The Centers for Disease Control and Prevention on Tuesday affirmed something Gov. Andrew Cuomo has been saying for months: Schools can operate safely during the COVID-19 pandemic.
But when can a return to full in-classroom instruction be possible? Cuomo in an interview on CNN said that will be up to local districts and likely the teachers' union.
"I think you're going to see it on a locality by locality basis, and frankly it's going to be a big item for the teachers' union," he said. "But, we know we can do the testing, we know it's safer than the surrounding community, so why wouldn't you lead if you can keep the schools open? That has been my position."
This is largely in line with Cuomo's stated philosophy on school closures, though he has urged large districts like New York City to remain open if possible.

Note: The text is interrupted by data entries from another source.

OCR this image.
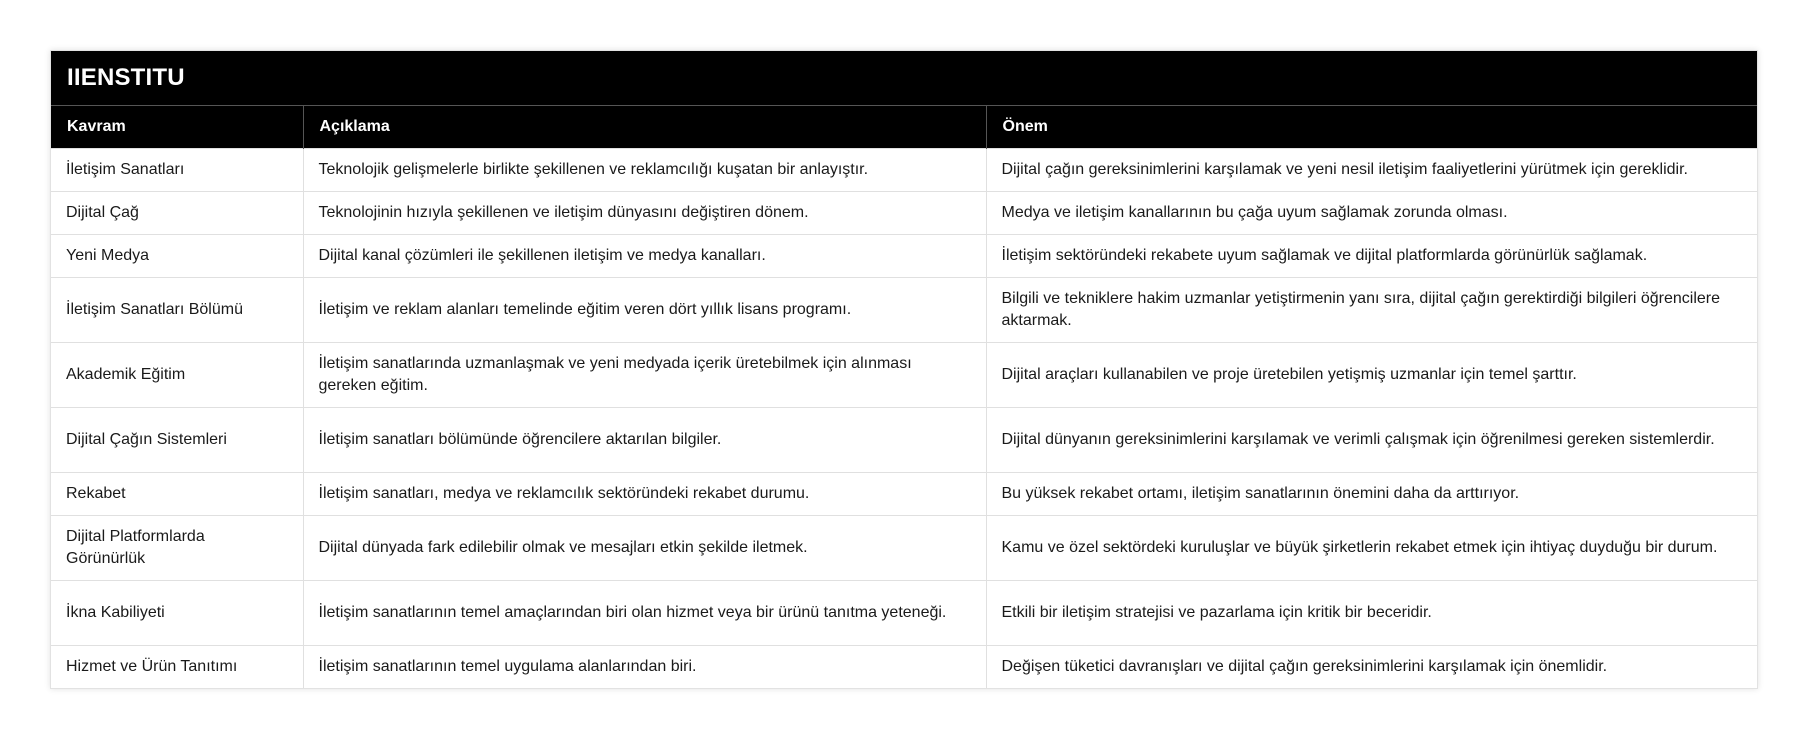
IIENSTITU
Kavram	Açıklama	Önem
İletişim Sanatları	Teknolojik gelişmelerle birlikte şekillenen ve reklamcılığı kuşatan bir anlayıştır.	Dijital çağın gereksinimlerini karşılamak ve yeni nesil iletişim faaliyetlerini yürütmek için gereklidir.
Dijital Çağ	Teknolojinin hızıyla şekillenen ve iletişim dünyasını değiştiren dönem.	Medya ve iletişim kanallarının bu çağa uyum sağlamak zorunda olması.
Yeni Medya	Dijital kanal çözümleri ile şekillenen iletişim ve medya kanalları.	İletişim sektöründeki rekabete uyum sağlamak ve dijital platformlarda görünürlük sağlamak.
İletişim Sanatları Bölümü	İletişim ve reklam alanları temelinde eğitim veren dört yıllık lisans programı.	Bilgili ve tekniklere hakim uzmanlar yetiştirmenin yanı sıra, dijital çağın gerektirdiği bilgileri öğrencilere aktarmak.
Akademik Eğitim	İletişim sanatlarında uzmanlaşmak ve yeni medyada içerik üretebilmek için alınması gereken eğitim.	Dijital araçları kullanabilen ve proje üretebilen yetişmiş uzmanlar için temel şarttır.
Dijital Çağın Sistemleri	İletişim sanatları bölümünde öğrencilere aktarılan bilgiler.	Dijital dünyanın gereksinimlerini karşılamak ve verimli çalışmak için öğrenilmesi gereken sistemlerdir.
Rekabet	İletişim sanatları, medya ve reklamcılık sektöründeki rekabet durumu.	Bu yüksek rekabet ortamı, iletişim sanatlarının önemini daha da arttırıyor.
Dijital Platformlarda Görünürlük	Dijital dünyada fark edilebilir olmak ve mesajları etkin şekilde iletmek.	Kamu ve özel sektördeki kuruluşlar ve büyük şirketlerin rekabet etmek için ihtiyaç duyduğu bir durum.
İkna Kabiliyeti	İletişim sanatlarının temel amaçlarından biri olan hizmet veya bir ürünü tanıtma yeteneği.	Etkili bir iletişim stratejisi ve pazarlama için kritik bir beceridir.
Hizmet ve Ürün Tanıtımı	İletişim sanatlarının temel uygulama alanlarından biri.	Değişen tüketici davranışları ve dijital çağın gereksinimlerini karşılamak için önemlidir.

Cuomo has been supportive of keeping schools open when it is safe to do so, pointing to an increase in testing capacity that can help a district to determine the extent of community spread. At the same time, keeping schools open is one less complication in the life of frontline and essential workers during the crisis.
"We do more testing in New York, Wolf, than any state in the country, so we know what the testing is in the community, what the infection rate is in the community, and what the infection rate is in the school," Cuomo said. "And it is, almost across the board, always lower in the school. So my position has been, keep the schools open if they're safer, plus you're actually educating children."
It's not yet clear what the effect of remote and in-classroom learning has had on student instruction. The pandemic has highlighted societal inequities, with schools being no exception.
State education officials earlier in the week announced New York would seek a federal waiver from student examinations this year, citing the pandemic and ongoing disruptions to education.
"When you go to this remote learning, there's all sorts of disparate impact on who actually has a computer, who has internet access, who has somebody to help, and it's the poor, the Black and the brown child that tends to be left behind," Cuomo said.